They blinked.
They were eyes.
When I came away from the telescope, I gasped, and the glass dome of the observatory turned to water. It gushed and poured down the tower. Seconds later, I heard it splash against the ground. Then the walls around me crumbled to dust. The telescope grew hotter, burning bright white before melting into a puddle of liquid gold. It dribbled across the floor and off the side. The stone floor was all that was left.
It was just me and open air, nothing stopping me from diving headfirst into the night.
I didn’t want to. I just wanted to run, but behind me, there was no longer a door or a staircase that led back down to the warm halls of Cygnus. There was no way out. I turned forward again, staring up at the stars.
And something—or someone—pushed me.
I smiled as I fell. For one small second, falling felt like flying. I’d never been so free.
Then there was a sort of severance—my body kept falling, but my consciousness slipped out just before the fatal crunch against the ground.
From high above, I saw myself cracked in two on the stone below, starry blood rivering out. That is when the fear finally came rushing in. It was all I felt, all I knew.
I was dead. And I knew that when I woke up, the same fate awaited me. Lamour said this was how one of his friends died—pushed from the top of the tower, cleaved on the pavement below.
I was next. I knew it.
“Is this the fate you want?” the phantom voice called.
I woke up screaming for Sidarphion.
He is the only one who can protect me, but my searches for him have been fruitless. I’ve torn through every book in the library, every tome in the tower, and come away with nothing.
What more can I do?
Claudia adds the entry to her collection in the top drawer of her desk. She checks her timepiece again, and—
No, that can’t be right. Right before she started reading the diary, it was six in the morning. Now it says it’s nearly midnight. She turns to her window and throws open the curtains, wincing when the quick movement tugs at her wounds.
It’s pitch black. Across the courtyard, the clock tower spears the sky. It’s the same as her timepiece—fifteen minutes to midnight.
How did she lose an entire day in a matter of minutes?
There’s a knock at the door.
“Claud?” Alistair calls.
She opens the door to find him and Angel waiting there, and the two sigh with relief upon seeing her.
“Have you been in here all day?” Alistair asks.
“I think so,” she says. He touches her forehead, checking her temperature.

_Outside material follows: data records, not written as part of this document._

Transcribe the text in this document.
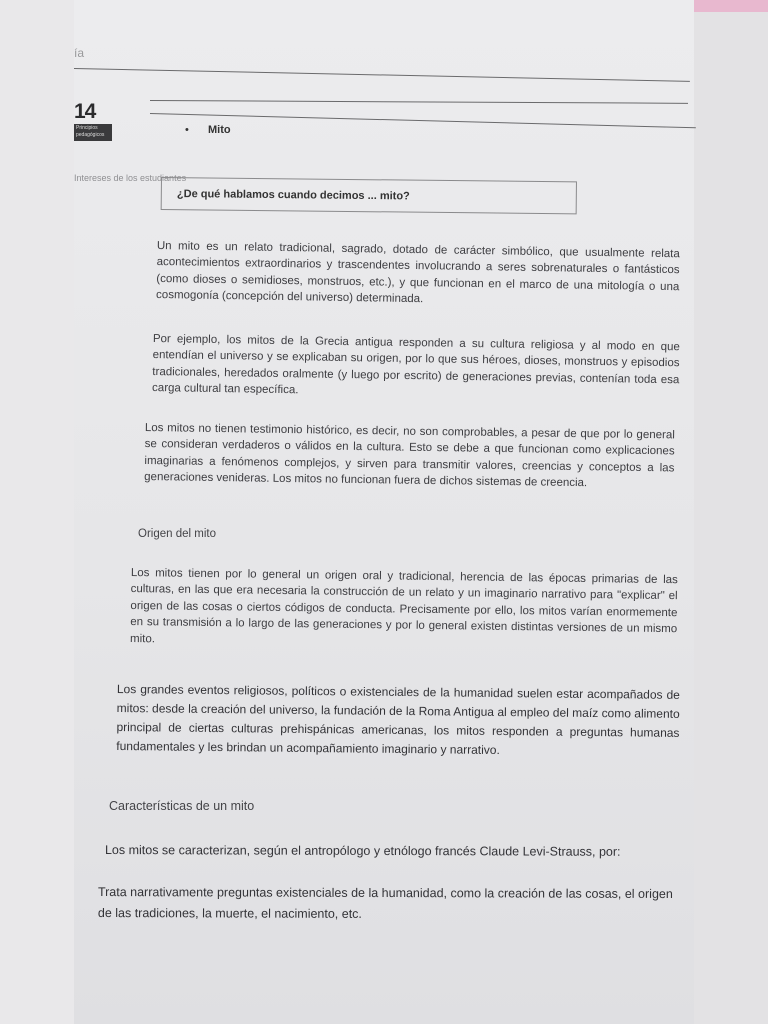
ía
14
Principios pedagógicos
Intereses de los estudiantes
• Mito
¿De qué hablamos cuando decimos ... mito?

Un mito es un relato tradicional, sagrado, dotado de carácter simbólico, que usualmente relata acontecimientos extraordinarios y trascendentes involucrando a seres sobrenaturales o fantásticos (como dioses o semidioses, monstruos, etc.), y que funcionan en el marco de una mitología o una cosmogonía (concepción del universo) determinada.

Por ejemplo, los mitos de la Grecia antigua responden a su cultura religiosa y al modo en que entendían el universo y se explicaban su origen, por lo que sus héroes, dioses, monstruos y episodios tradicionales, heredados oralmente (y luego por escrito) de generaciones previas, contenían toda esa carga cultural tan específica.

Los mitos no tienen testimonio histórico, es decir, no son comprobables, a pesar de que por lo general se consideran verdaderos o válidos en la cultura. Esto se debe a que funcionan como explicaciones imaginarias a fenómenos complejos, y sirven para transmitir valores, creencias y conceptos a las generaciones venideras. Los mitos no funcionan fuera de dichos sistemas de creencia.

Origen del mito

Los mitos tienen por lo general un origen oral y tradicional, herencia de las épocas primarias de las culturas, en las que era necesaria la construcción de un relato y un imaginario narrativo para "explicar" el origen de las cosas o ciertos códigos de conducta. Precisamente por ello, los mitos varían enormemente en su transmisión a lo largo de las generaciones y por lo general existen distintas versiones de un mismo mito.

Los grandes eventos religiosos, políticos o existenciales de la humanidad suelen estar acompañados de mitos: desde la creación del universo, la fundación de la Roma Antigua al empleo del maíz como alimento principal de ciertas culturas prehispánicas americanas, los mitos responden a preguntas humanas fundamentales y les brindan un acompañamiento imaginario y narrativo.

Características de un mito

Los mitos se caracterizan, según el antropólogo y etnólogo francés Claude Levi-Strauss, por:

Trata narrativamente preguntas existenciales de la humanidad, como la creación de las cosas, el origen de las tradiciones, la muerte, el nacimiento, etc.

“We brought more medicine and new bandages,” Angel says. He reaches into his pocket and pulls out something wrapped in parchment. “And some strawberry tarts from the Treaty.”
She steps out of the way and lets the two inside. “Is it really midnight?”
“Yes. You must’ve slept through the whole day,” Alistair says, guiding her to the bed and readying his bandaging supplies next to him. Claudia splits her robe to expose her chest, and Alistair gets to work on changing the bandages.
“I wasn’t asleep. I was just reading and… ow,fuck.” She groans when he pulls the bandage away. It feels like he’s peeling her skin clean off. “I don’t know. I suppose it’s possible I lost track of time.”
Angel leans over to Alistair and murmurs, “Love, what was in that medicine you gave her?”
“Nothing that would cause an effect like this,” he says, spreading thick clear goo over the gashes before applying a fresh bandage.